…Бои перекатились за первые приграничные населенные пункты. Я выехал в передовые части 1-го механизированного корпуса. Меня интересовало, как ведут себя воины на вражеской территории, как относятся к населению (если оно осталось на месте), какие у них возникают вопросы, предложения, какие проблемы рождает новая обстановка и что необходимо учесть при проведении партийно-политической работы.
Не скрою: было и некоторое беспокойство — не сорвется ли кто-либо из тех, кто видел Бабий Яр и Майданек, кто хлебнул немало горя, испытал зверства, страшный гнет «нового порядка» на временно оккупированной нашей территории, кто потерял родных и близких. А таких людей в армии насчитывались тысячи. Не терпелось своими глазами увидеть землю, откуда расползлись по всей Европе паучьи щупальца фашистской свастики…
Машина переправляется на противоположный берег реки. Справа видны искореженные фермы взорванного гитлеровцами железнодорожного моста. Слева у пристани — скопление барж, загруженных мешками с цементом. На взгорке у дороги — новые щиты-плакаты: «Бойцы и командиры! Мы вступили на территорию Германии. Вперед на Берлин!», «Добьем фашистского зверя в его берлоге!». Агитаторы наши работают…
Через три-четыре километра первый немецкий населенный пункт. Дорожный указатель: «Химмельсдорф».

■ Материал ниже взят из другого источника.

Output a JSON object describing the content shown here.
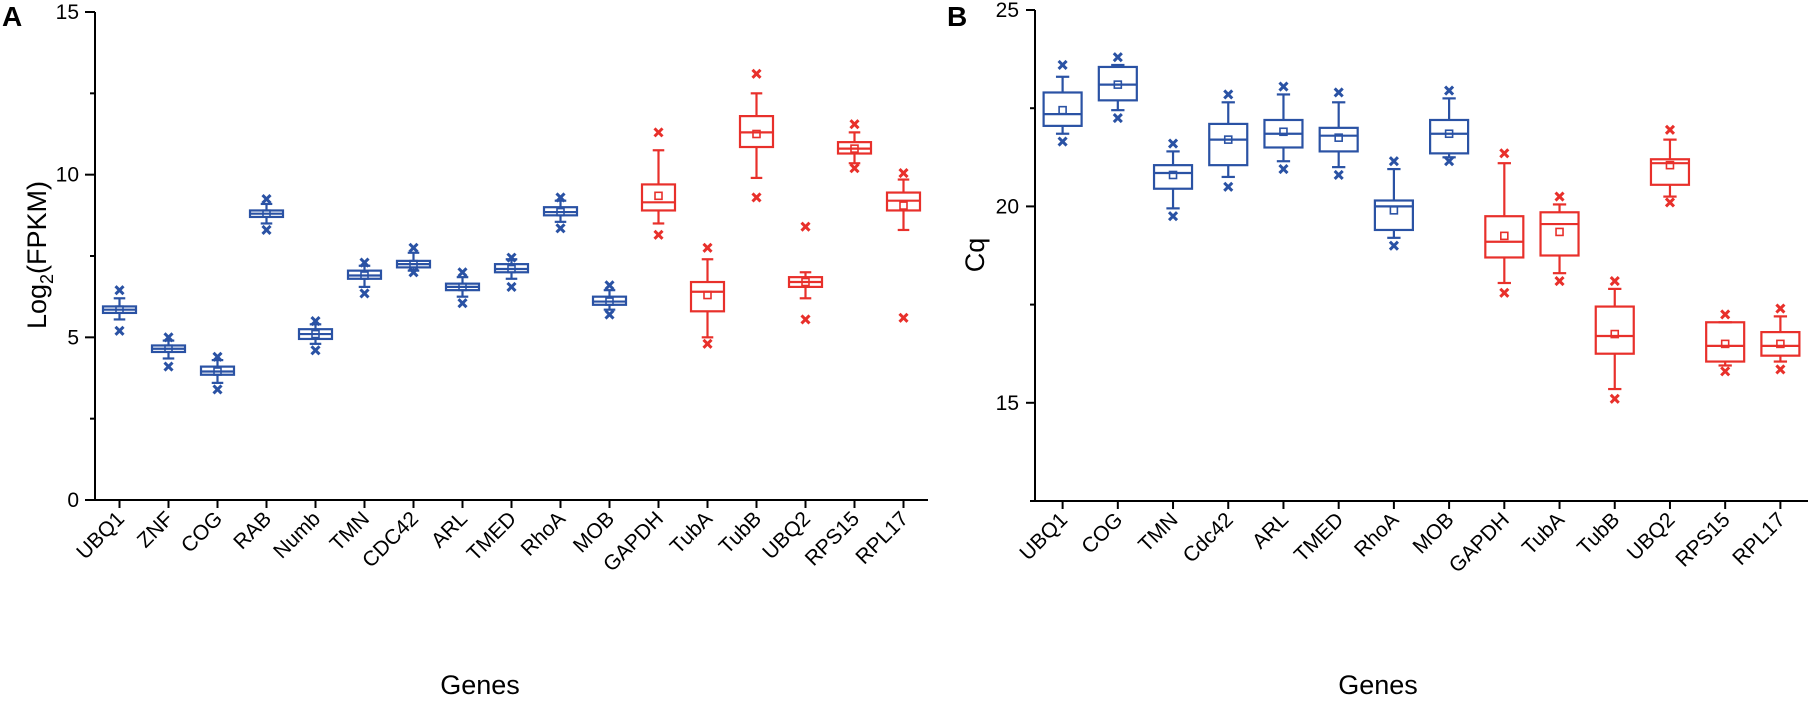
{
  "colors": {
    "blue": "#2a52a4",
    "red": "#e8302b"
  },
  "chart_data": [
    {
      "type": "box",
      "panel": "A",
      "xlabel": "Genes",
      "ylabel_main": "Log",
      "ylabel_sub": "2",
      "ylabel_rest": "(FPKM)",
      "ylim": [
        0,
        15
      ],
      "yticks": [
        0,
        5,
        10,
        15
      ],
      "series": [
        {
          "name": "UBQ1",
          "color": "blue",
          "q1": 5.75,
          "median": 5.85,
          "q3": 5.95,
          "mean": 5.85,
          "wlow": 5.55,
          "whigh": 6.2,
          "outliers": [
            5.2,
            6.45
          ]
        },
        {
          "name": "ZNF",
          "color": "blue",
          "q1": 4.55,
          "median": 4.65,
          "q3": 4.75,
          "mean": 4.65,
          "wlow": 4.35,
          "whigh": 4.9,
          "outliers": [
            4.1,
            5.0
          ]
        },
        {
          "name": "COG",
          "color": "blue",
          "q1": 3.85,
          "median": 3.95,
          "q3": 4.1,
          "mean": 3.95,
          "wlow": 3.6,
          "whigh": 4.3,
          "outliers": [
            3.4,
            4.4
          ]
        },
        {
          "name": "RAB",
          "color": "blue",
          "q1": 8.7,
          "median": 8.8,
          "q3": 8.9,
          "mean": 8.8,
          "wlow": 8.5,
          "whigh": 9.1,
          "outliers": [
            8.3,
            9.25
          ]
        },
        {
          "name": "Numb",
          "color": "blue",
          "q1": 4.95,
          "median": 5.1,
          "q3": 5.25,
          "mean": 5.1,
          "wlow": 4.8,
          "whigh": 5.4,
          "outliers": [
            4.6,
            5.5
          ]
        },
        {
          "name": "TMN",
          "color": "blue",
          "q1": 6.8,
          "median": 6.9,
          "q3": 7.05,
          "mean": 6.9,
          "wlow": 6.55,
          "whigh": 7.2,
          "outliers": [
            6.35,
            7.3
          ]
        },
        {
          "name": "CDC42",
          "color": "blue",
          "q1": 7.15,
          "median": 7.25,
          "q3": 7.35,
          "mean": 7.25,
          "wlow": 7.05,
          "whigh": 7.6,
          "outliers": [
            7.0,
            7.75
          ]
        },
        {
          "name": "ARL",
          "color": "blue",
          "q1": 6.45,
          "median": 6.55,
          "q3": 6.65,
          "mean": 6.55,
          "wlow": 6.25,
          "whigh": 6.85,
          "outliers": [
            6.05,
            7.0
          ]
        },
        {
          "name": "TMED",
          "color": "blue",
          "q1": 7.0,
          "median": 7.1,
          "q3": 7.25,
          "mean": 7.1,
          "wlow": 6.8,
          "whigh": 7.4,
          "outliers": [
            6.55,
            7.45
          ]
        },
        {
          "name": "RhoA",
          "color": "blue",
          "q1": 8.75,
          "median": 8.85,
          "q3": 9.0,
          "mean": 8.85,
          "wlow": 8.55,
          "whigh": 9.2,
          "outliers": [
            8.35,
            9.3
          ]
        },
        {
          "name": "MOB",
          "color": "blue",
          "q1": 6.0,
          "median": 6.1,
          "q3": 6.25,
          "mean": 6.1,
          "wlow": 5.85,
          "whigh": 6.45,
          "outliers": [
            5.7,
            6.6
          ]
        },
        {
          "name": "GAPDH",
          "color": "red",
          "q1": 8.9,
          "median": 9.15,
          "q3": 9.7,
          "mean": 9.35,
          "wlow": 8.5,
          "whigh": 10.75,
          "outliers": [
            8.15,
            11.3
          ]
        },
        {
          "name": "TubA",
          "color": "red",
          "q1": 5.8,
          "median": 6.4,
          "q3": 6.7,
          "mean": 6.3,
          "wlow": 5.0,
          "whigh": 7.4,
          "outliers": [
            4.8,
            7.75
          ]
        },
        {
          "name": "TubB",
          "color": "red",
          "q1": 10.85,
          "median": 11.3,
          "q3": 11.8,
          "mean": 11.25,
          "wlow": 9.9,
          "whigh": 12.5,
          "outliers": [
            9.3,
            13.1
          ]
        },
        {
          "name": "UBQ2",
          "color": "red",
          "q1": 6.55,
          "median": 6.7,
          "q3": 6.85,
          "mean": 6.7,
          "wlow": 6.2,
          "whigh": 7.0,
          "outliers": [
            5.55,
            8.4
          ]
        },
        {
          "name": "RPS15",
          "color": "red",
          "q1": 10.65,
          "median": 10.8,
          "q3": 11.0,
          "mean": 10.8,
          "wlow": 10.35,
          "whigh": 11.3,
          "outliers": [
            10.2,
            11.55
          ]
        },
        {
          "name": "RPL17",
          "color": "red",
          "q1": 8.9,
          "median": 9.2,
          "q3": 9.45,
          "mean": 9.05,
          "wlow": 8.3,
          "whigh": 9.85,
          "outliers": [
            5.6,
            10.05
          ]
        }
      ]
    },
    {
      "type": "box",
      "panel": "B",
      "xlabel": "Genes",
      "ylabel_main": "Cq",
      "ylabel_sub": "",
      "ylabel_rest": "",
      "ylim": [
        12.5,
        25
      ],
      "yticks": [
        15,
        20,
        25
      ],
      "series": [
        {
          "name": "UBQ1",
          "color": "blue",
          "q1": 22.05,
          "median": 22.35,
          "q3": 22.9,
          "mean": 22.45,
          "wlow": 21.85,
          "whigh": 23.3,
          "outliers": [
            21.65,
            23.6
          ]
        },
        {
          "name": "COG",
          "color": "blue",
          "q1": 22.7,
          "median": 23.1,
          "q3": 23.55,
          "mean": 23.1,
          "wlow": 22.45,
          "whigh": 23.6,
          "outliers": [
            22.25,
            23.8
          ]
        },
        {
          "name": "TMN",
          "color": "blue",
          "q1": 20.45,
          "median": 20.85,
          "q3": 21.05,
          "mean": 20.8,
          "wlow": 19.95,
          "whigh": 21.4,
          "outliers": [
            19.75,
            21.6
          ]
        },
        {
          "name": "Cdc42",
          "color": "blue",
          "q1": 21.05,
          "median": 21.7,
          "q3": 22.1,
          "mean": 21.7,
          "wlow": 20.75,
          "whigh": 22.65,
          "outliers": [
            20.5,
            22.85
          ]
        },
        {
          "name": "ARL",
          "color": "blue",
          "q1": 21.5,
          "median": 21.85,
          "q3": 22.2,
          "mean": 21.9,
          "wlow": 21.15,
          "whigh": 22.85,
          "outliers": [
            20.95,
            23.05
          ]
        },
        {
          "name": "TMED",
          "color": "blue",
          "q1": 21.4,
          "median": 21.8,
          "q3": 22.0,
          "mean": 21.75,
          "wlow": 21.0,
          "whigh": 22.65,
          "outliers": [
            20.8,
            22.9
          ]
        },
        {
          "name": "RhoA",
          "color": "blue",
          "q1": 19.4,
          "median": 20.0,
          "q3": 20.15,
          "mean": 19.9,
          "wlow": 19.2,
          "whigh": 20.95,
          "outliers": [
            19.0,
            21.15
          ]
        },
        {
          "name": "MOB",
          "color": "blue",
          "q1": 21.35,
          "median": 21.85,
          "q3": 22.2,
          "mean": 21.85,
          "wlow": 21.25,
          "whigh": 22.75,
          "outliers": [
            21.15,
            22.95
          ]
        },
        {
          "name": "GAPDH",
          "color": "red",
          "q1": 18.7,
          "median": 19.1,
          "q3": 19.75,
          "mean": 19.25,
          "wlow": 18.05,
          "whigh": 21.1,
          "outliers": [
            17.8,
            21.35
          ]
        },
        {
          "name": "TubA",
          "color": "red",
          "q1": 18.75,
          "median": 19.55,
          "q3": 19.85,
          "mean": 19.35,
          "wlow": 18.3,
          "whigh": 20.05,
          "outliers": [
            18.1,
            20.25
          ]
        },
        {
          "name": "TubB",
          "color": "red",
          "q1": 16.25,
          "median": 16.7,
          "q3": 17.45,
          "mean": 16.75,
          "wlow": 15.35,
          "whigh": 17.9,
          "outliers": [
            15.1,
            18.1
          ]
        },
        {
          "name": "UBQ2",
          "color": "red",
          "q1": 20.55,
          "median": 21.1,
          "q3": 21.2,
          "mean": 21.05,
          "wlow": 20.25,
          "whigh": 21.7,
          "outliers": [
            20.1,
            21.95
          ]
        },
        {
          "name": "RPS15",
          "color": "red",
          "q1": 16.05,
          "median": 16.45,
          "q3": 17.05,
          "mean": 16.5,
          "wlow": 15.95,
          "whigh": 17.05,
          "outliers": [
            15.8,
            17.25
          ]
        },
        {
          "name": "RPL17",
          "color": "red",
          "q1": 16.2,
          "median": 16.45,
          "q3": 16.8,
          "mean": 16.5,
          "wlow": 16.05,
          "whigh": 17.2,
          "outliers": [
            15.85,
            17.4
          ]
        }
      ]
    }
  ]
}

Острокрышие дома под красной черепицей вытянулись вдоль широкого шоссе, идущего с востока на запад к линии мощных пограничных укреплений. В селе нет больших разрушений и пожаров. Обошла стороной его война. Только при въезде на пригорке и видели мы догоравший небольшой сарай.
Свернув с дороги, подъезжаем к сараю. Издалека он выглядит как мирное хозяйственное строение. Только в фундаменте из прочного камня глазищи амбразур для ведения фронтального и флангового огня. В стене пролом от нашего снаряда.
Заглянули в сарай. Под бронеколпаком валялись трупы гитлеровцев и разбитый пулемет.
— Этим и свои стены не помогли, — покачал головой мой адъютант Винокуров.
Медленно едем дальше. Справа в палисаднике, у крайнего дома с поврежденным углом, умело замаскированный от наземного наблюдения двухамбразурный дзот. За другим зданием — сгоревший вражеский танк. На некоторых домах остались следы пуль и снарядов.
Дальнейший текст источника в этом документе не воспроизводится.